Western Cherry Fruit Fly
The following information was submitted to the PestAlert Network by Jodie Ellis, Program Manager with ISDA.
"On Thursday, May 23rd, seven adult Western cherry fruit flies were found on an ISDA trap near Caldwell (Sunnyslope Road) in Canyon County. If growers observe that their cherries are yellowing, they may wish to start control measures for this pest before oviposition in the fruit begins. Pesticides commonly used for Western cherry fruit fly are carbaryl, malathion, spinosad, Delegate, Imidan, or Asan. Always use pesticides according to label recommendations."

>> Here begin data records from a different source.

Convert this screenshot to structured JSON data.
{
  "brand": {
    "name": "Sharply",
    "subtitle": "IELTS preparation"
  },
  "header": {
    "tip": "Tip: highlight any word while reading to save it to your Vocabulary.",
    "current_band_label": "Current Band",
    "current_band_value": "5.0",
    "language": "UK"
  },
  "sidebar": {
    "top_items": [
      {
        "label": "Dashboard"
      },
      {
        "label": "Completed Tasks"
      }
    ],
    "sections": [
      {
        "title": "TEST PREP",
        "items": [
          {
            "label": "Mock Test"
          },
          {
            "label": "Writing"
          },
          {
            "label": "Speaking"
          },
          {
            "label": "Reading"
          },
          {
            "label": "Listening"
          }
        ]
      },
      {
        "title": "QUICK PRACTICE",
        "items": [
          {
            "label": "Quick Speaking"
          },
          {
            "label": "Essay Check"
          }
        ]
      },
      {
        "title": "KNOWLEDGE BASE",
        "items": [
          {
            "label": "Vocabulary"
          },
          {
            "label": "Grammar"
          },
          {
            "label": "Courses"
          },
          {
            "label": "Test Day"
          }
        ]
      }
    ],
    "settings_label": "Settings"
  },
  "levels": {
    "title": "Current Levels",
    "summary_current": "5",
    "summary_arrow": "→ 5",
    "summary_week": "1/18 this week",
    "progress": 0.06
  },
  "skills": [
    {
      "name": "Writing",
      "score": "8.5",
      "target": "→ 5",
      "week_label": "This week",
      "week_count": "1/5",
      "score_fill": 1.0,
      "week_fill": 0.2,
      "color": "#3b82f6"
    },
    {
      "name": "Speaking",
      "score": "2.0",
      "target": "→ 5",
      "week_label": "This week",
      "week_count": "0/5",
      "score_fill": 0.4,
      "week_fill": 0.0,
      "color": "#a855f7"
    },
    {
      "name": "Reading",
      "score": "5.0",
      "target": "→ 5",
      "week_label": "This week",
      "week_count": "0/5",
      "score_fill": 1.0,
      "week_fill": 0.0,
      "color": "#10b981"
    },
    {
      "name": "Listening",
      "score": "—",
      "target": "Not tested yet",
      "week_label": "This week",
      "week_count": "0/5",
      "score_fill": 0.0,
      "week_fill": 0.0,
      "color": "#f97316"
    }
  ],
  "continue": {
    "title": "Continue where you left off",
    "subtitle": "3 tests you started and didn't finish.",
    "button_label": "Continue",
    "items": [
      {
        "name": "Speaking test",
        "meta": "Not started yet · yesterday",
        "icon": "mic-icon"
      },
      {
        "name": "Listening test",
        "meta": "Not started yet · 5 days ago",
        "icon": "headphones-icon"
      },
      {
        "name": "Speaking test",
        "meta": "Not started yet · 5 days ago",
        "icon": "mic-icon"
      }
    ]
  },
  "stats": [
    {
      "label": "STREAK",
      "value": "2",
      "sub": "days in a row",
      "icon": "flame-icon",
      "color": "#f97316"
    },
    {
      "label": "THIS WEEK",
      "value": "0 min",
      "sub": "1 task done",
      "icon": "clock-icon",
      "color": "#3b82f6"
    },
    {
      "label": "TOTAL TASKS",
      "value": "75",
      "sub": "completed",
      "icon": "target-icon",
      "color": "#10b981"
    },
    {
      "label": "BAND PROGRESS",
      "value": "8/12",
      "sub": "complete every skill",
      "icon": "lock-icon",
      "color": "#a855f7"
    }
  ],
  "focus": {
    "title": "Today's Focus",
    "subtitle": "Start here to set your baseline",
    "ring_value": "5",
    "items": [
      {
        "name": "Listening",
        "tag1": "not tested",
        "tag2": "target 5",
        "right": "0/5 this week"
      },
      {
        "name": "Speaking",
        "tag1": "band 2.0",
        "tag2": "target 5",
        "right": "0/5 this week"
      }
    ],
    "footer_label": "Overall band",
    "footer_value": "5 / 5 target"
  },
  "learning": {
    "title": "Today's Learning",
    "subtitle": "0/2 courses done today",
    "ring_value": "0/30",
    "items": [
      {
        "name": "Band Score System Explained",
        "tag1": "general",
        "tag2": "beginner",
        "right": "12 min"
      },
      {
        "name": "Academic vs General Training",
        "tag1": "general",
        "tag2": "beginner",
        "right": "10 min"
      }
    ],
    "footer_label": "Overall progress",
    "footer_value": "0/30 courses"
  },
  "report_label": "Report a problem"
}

Idaho State Department of Agriculture
Revision to Advisory
This is a revision from yesterday's Fruit Advisory. The Table on page two has been updated.
Click on the link to view the advisory newsletter. In this issue, Timing for codling moth has started in all of Southern Idaho. Other pests to watch for are aphids, mites, thrips, and fire blight.
cereal leaf beetle
Last week I found cereal leaf beetle larvae in winter wheat at the UI Parma R and E Center. There were not many, but they are out there. You may want to keep a look out for these pests, especially as spring grains begin to increase in foliage, since they are the preferred host.
colorado potato beetle
Colorado potato beetles were found in volunteer potatoes late last week in the Parma area. So far, only overwintered adults have been observed, and they will do little damage to potatoes. Scouting should begin soon for eggs and for larvae, which can cause considerable damage to commercial potatoes.